As to that long post, sure, there were WMDs in Iraq, that’s what Saddam was gassing Iranians and Kurds with. The thing is, they were nearly all destroyed before we ever invaded. I don’t believe Bush was fully aware of this or he’d never have set himself up for all the humiliation when the lack of WMDs was revealed. He should have paid more attention to Intelligence reports.
Yes, the entire operation was ham-handed. Rumsfeld threw the entire Iraqi army out of work, instantly creating the resistance we now face, instead of keeping them on the payroll and with food in their mouths. Likewise the Baath party politicos.
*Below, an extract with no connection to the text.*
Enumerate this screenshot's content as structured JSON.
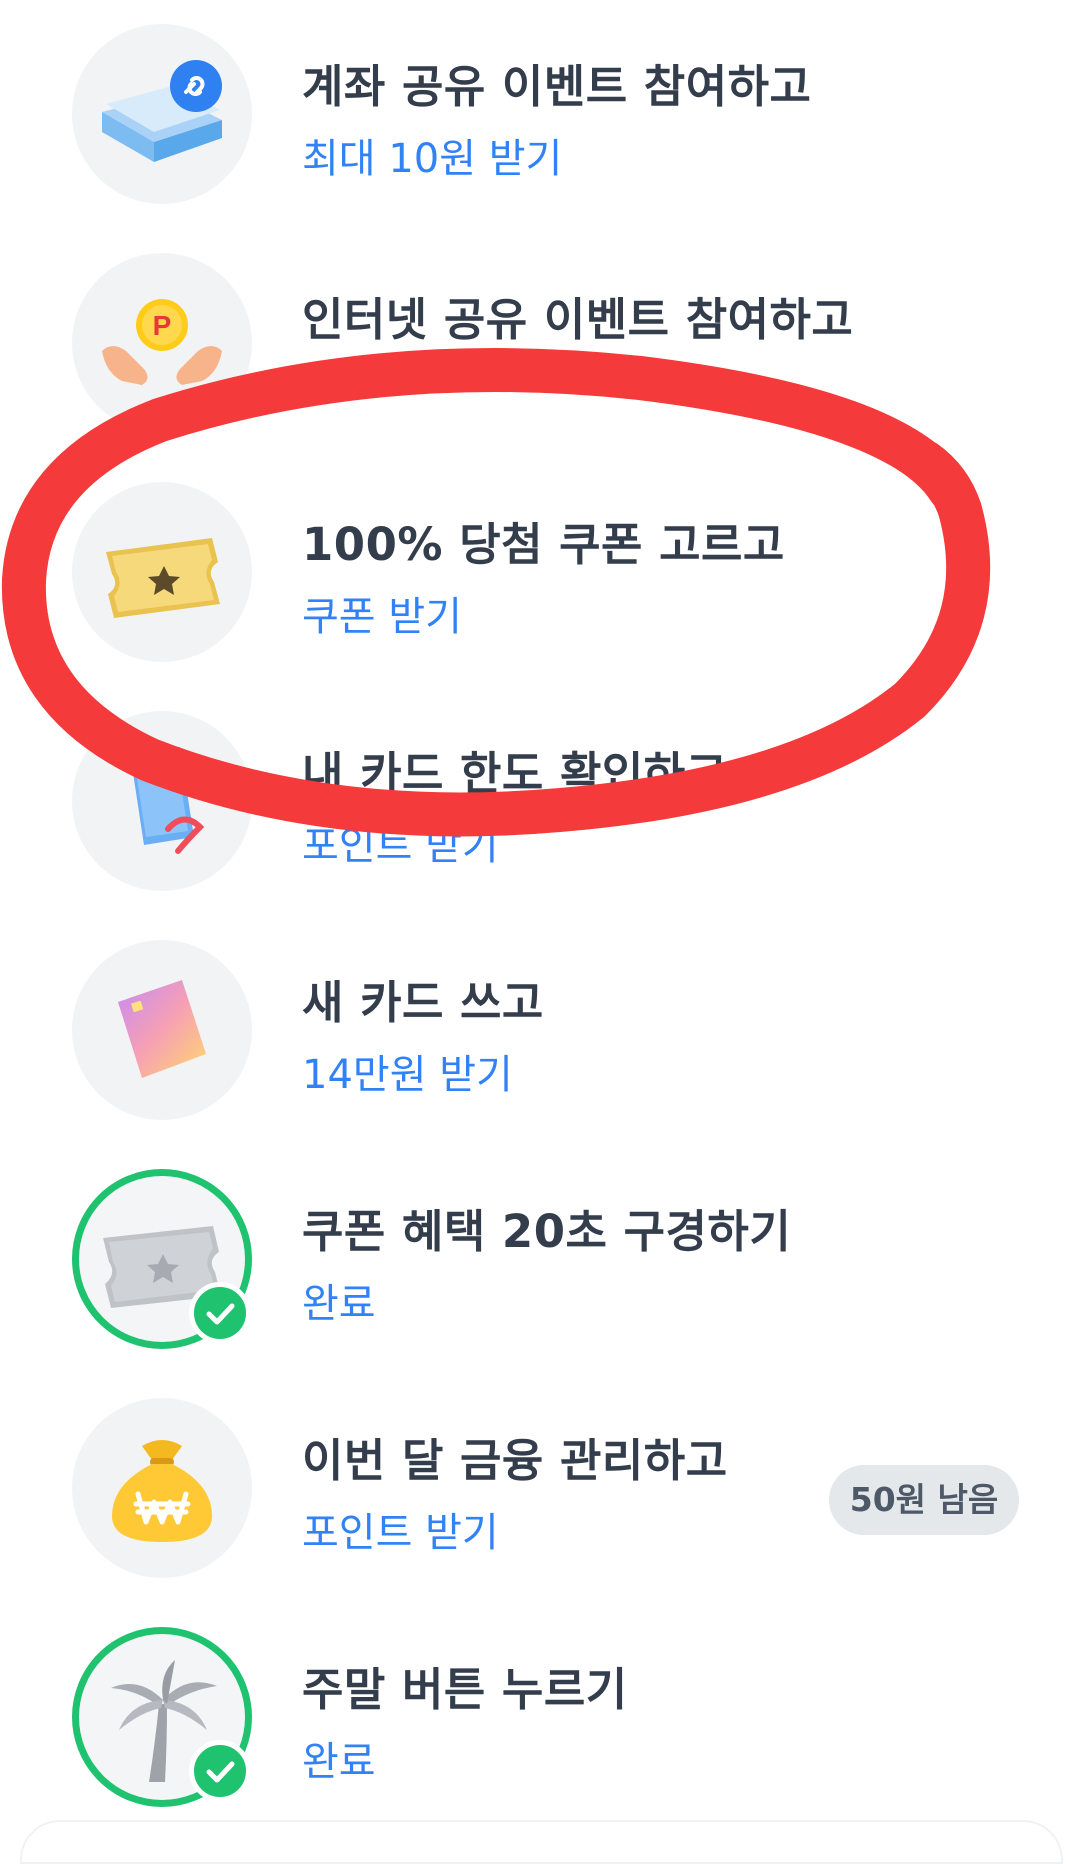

When we took over Germany at wars end, we put the Nazis to work running hospitals and train stations and all the infrastructure and repair jobs that needed doing, and kept them and their families from starving. Thus they gave their loyalty to us. Rumfeld was just too stupid to do this and too arrogant to listen to anyone but himself. That’s called the Peter Principle. By being made Sec. of Defense, he reached his level of incompetency.
Where we go from here is anyones guess. All the worlds leaders think they have the answer and all their answers conflict with each other. None of them really know anymore than you or I. My guess is that there will be a major war, the Mid-East will become radioactive and Islamic terrorist aggression will subside as the survivors become too occupied with fighting amongst themselves once again. Just a guess and I may be totally wrong.
July 19th, 2007 at 12:27 am
I heard about the anticipated request for MORE surge troops. You know that will go over like a lead balloon in Washington. I agree with you on the Saudis, but you know Bush isn’t going to do squat.